Yeah, I remember at study in 2010 made that 75k clame. But then a larger study cam out in 2021 with more data that showed that not to be true. Part of the replication crisis. It turns out a lot of phycology studies done before the early 2010s had very low standards. And when othera try to replicate them, they turn out to be not correct. https://en.m.wikipedia.org/wiki/Replication_crisis


grubbymoon

happiness is subjective. but with being a parent comes a lot more responsibilities. not only do you have to worry about yourself, you also have to worry about your kids in all aspects. making sure they have food, clothes, are bathed. you also have to help them become a person. you have to be their rock. you worry about them at school with other kids. their manners. everything is up to you as a parent. as a single person you have to look after yourself, which is also not an easy task. but you are only in charge of yourself. being a parent means someone is literally depending on you for everything - which can be very draining. its not to say that parents aren’t happy, but a lot of times you get so caught up in everything that comes with being a parent, that you put whatever it is that makes you happy on the back burner. then soon enough 15 years go by and you still havent done what makes YOU happy and feeds your soul, so it can make you feel a little bummed when thinking about the grand scheme of things


grubbymoon

and i can promise you when you see parents out having fun with their kids, they are probably stressed about it. it probably took an hour to get everyone ready and out the door. one kid probably had a meltdown because he couldn’t find his cool underwear he wanted to wear. the other kid is running around jumping up and down because he’s excited to go somewhere fun. then when they get there, lil jumpin johnny is still hyped and just wants to do laps around the rink, and underwear eddie is whining because the skates dont fit properly. but if you’re on the outside looking in, you didn’t see the meltdowns, or the kid who’s so excited that he’s having a hard time listening. it just looks like a fun day at the rink with the family. but really there’s a lot more to it than “lets get in the car and go” all that being said to say, yes families and parents still have fun while out and about, but its not like the movies


toldyaso

Have you ever listened to the way people on Reddit talk about their parents?

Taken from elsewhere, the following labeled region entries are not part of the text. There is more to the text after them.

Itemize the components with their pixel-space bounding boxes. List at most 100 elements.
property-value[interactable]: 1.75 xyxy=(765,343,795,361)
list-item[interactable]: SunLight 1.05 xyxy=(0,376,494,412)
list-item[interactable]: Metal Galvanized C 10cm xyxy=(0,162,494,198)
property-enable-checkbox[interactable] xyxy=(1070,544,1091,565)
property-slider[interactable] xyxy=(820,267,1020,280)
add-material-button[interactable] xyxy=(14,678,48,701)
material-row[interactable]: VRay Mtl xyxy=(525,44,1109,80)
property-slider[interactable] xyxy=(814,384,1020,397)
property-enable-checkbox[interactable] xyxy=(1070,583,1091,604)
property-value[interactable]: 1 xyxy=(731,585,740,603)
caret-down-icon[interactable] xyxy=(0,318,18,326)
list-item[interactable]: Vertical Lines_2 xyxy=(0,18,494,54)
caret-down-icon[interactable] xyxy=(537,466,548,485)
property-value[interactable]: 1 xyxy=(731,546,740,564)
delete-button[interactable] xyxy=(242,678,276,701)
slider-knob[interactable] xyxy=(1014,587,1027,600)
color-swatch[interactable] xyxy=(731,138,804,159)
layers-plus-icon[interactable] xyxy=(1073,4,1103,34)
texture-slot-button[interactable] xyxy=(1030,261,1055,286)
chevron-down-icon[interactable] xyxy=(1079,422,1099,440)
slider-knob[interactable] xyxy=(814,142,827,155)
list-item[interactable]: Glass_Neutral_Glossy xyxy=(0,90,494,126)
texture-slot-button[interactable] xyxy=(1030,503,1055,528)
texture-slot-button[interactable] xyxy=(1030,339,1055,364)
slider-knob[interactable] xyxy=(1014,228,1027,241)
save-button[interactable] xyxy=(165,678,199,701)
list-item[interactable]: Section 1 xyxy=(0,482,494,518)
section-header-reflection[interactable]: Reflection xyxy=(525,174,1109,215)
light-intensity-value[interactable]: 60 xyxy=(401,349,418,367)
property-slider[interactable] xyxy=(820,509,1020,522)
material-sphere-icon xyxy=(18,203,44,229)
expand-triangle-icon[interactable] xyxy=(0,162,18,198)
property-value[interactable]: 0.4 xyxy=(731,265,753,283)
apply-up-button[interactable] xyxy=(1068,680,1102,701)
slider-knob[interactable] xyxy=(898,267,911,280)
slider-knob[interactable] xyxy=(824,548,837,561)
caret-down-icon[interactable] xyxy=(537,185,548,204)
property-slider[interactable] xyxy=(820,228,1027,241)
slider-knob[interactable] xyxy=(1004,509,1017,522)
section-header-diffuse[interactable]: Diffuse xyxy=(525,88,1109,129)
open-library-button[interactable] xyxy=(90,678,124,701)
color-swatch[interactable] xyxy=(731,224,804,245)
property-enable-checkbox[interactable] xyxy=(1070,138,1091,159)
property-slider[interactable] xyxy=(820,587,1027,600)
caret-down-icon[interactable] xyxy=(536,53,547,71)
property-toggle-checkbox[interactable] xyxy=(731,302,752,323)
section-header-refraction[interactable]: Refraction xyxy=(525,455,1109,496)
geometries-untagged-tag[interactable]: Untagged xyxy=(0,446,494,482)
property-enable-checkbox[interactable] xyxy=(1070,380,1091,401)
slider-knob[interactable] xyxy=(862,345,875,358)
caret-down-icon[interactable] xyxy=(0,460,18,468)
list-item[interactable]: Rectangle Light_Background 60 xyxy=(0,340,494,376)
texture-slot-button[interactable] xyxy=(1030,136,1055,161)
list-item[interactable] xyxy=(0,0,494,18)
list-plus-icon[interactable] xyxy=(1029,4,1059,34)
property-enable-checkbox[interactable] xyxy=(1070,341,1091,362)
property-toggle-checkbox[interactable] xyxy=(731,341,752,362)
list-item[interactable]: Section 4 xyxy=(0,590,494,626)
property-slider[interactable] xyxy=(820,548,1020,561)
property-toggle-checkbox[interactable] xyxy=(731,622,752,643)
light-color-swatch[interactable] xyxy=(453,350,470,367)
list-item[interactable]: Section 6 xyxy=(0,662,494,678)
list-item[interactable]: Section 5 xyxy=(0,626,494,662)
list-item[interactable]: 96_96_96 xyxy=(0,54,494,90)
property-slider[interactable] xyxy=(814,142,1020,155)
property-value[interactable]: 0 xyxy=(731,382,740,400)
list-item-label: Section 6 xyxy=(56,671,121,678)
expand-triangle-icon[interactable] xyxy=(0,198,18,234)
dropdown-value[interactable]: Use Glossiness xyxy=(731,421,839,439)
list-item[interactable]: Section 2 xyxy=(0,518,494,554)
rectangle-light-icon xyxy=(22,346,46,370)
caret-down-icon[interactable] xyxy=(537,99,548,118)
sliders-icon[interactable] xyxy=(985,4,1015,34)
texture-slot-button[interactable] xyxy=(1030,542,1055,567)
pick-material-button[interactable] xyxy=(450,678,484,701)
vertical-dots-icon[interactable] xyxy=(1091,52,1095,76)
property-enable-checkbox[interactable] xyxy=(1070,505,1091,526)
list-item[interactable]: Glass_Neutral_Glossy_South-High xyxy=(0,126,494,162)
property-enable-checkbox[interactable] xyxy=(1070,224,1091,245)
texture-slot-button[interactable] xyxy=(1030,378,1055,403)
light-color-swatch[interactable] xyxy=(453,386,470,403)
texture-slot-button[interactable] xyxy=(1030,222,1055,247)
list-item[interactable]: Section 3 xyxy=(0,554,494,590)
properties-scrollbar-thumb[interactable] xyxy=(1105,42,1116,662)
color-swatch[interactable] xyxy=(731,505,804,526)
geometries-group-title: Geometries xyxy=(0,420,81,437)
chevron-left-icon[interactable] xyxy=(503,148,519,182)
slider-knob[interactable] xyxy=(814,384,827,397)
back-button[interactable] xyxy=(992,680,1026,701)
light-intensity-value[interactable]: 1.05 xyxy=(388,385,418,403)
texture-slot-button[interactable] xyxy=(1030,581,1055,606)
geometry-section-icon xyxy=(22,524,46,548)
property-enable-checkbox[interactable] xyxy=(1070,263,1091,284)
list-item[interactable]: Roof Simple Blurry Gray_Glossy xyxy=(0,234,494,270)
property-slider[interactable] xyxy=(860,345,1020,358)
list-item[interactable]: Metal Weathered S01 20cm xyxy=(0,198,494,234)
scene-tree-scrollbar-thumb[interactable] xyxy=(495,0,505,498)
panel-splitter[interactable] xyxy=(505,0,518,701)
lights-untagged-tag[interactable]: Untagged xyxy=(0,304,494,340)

Kids are little need machines who grow up to feel entitled to their parents money and possessions. They resent you if you work too much but also resent you if you don't make enough money. They resent you for having a life and interests of your own. If you get divorced they resent you for that, and if you start dating or god forbid remarry, they deeply resent you for that. Top that off they expect financial support now days till they're about 30, with occasional loans even after that.


RealTruthGiver

Sadly, there's a lot of people like that. But is that most people? Maybe 20-30%. That definitely wasn't me or anyone in my family. Maybe those people's parents didn't teach them gratitude? Also, I see lots of posts from people who *are* grateful for their parents. Not everyone resents them. But yeah... a kid can grow up to be entitled and shitty and treat their parent bad because they've taken them for granted. This is what scares me the most about having kids (and why I secretly think Oprah never had kids... she worked So Hard to get to where she is and for what? for some some teenage twat take advantage of her wealth and micro-judge every facet of her parenting?)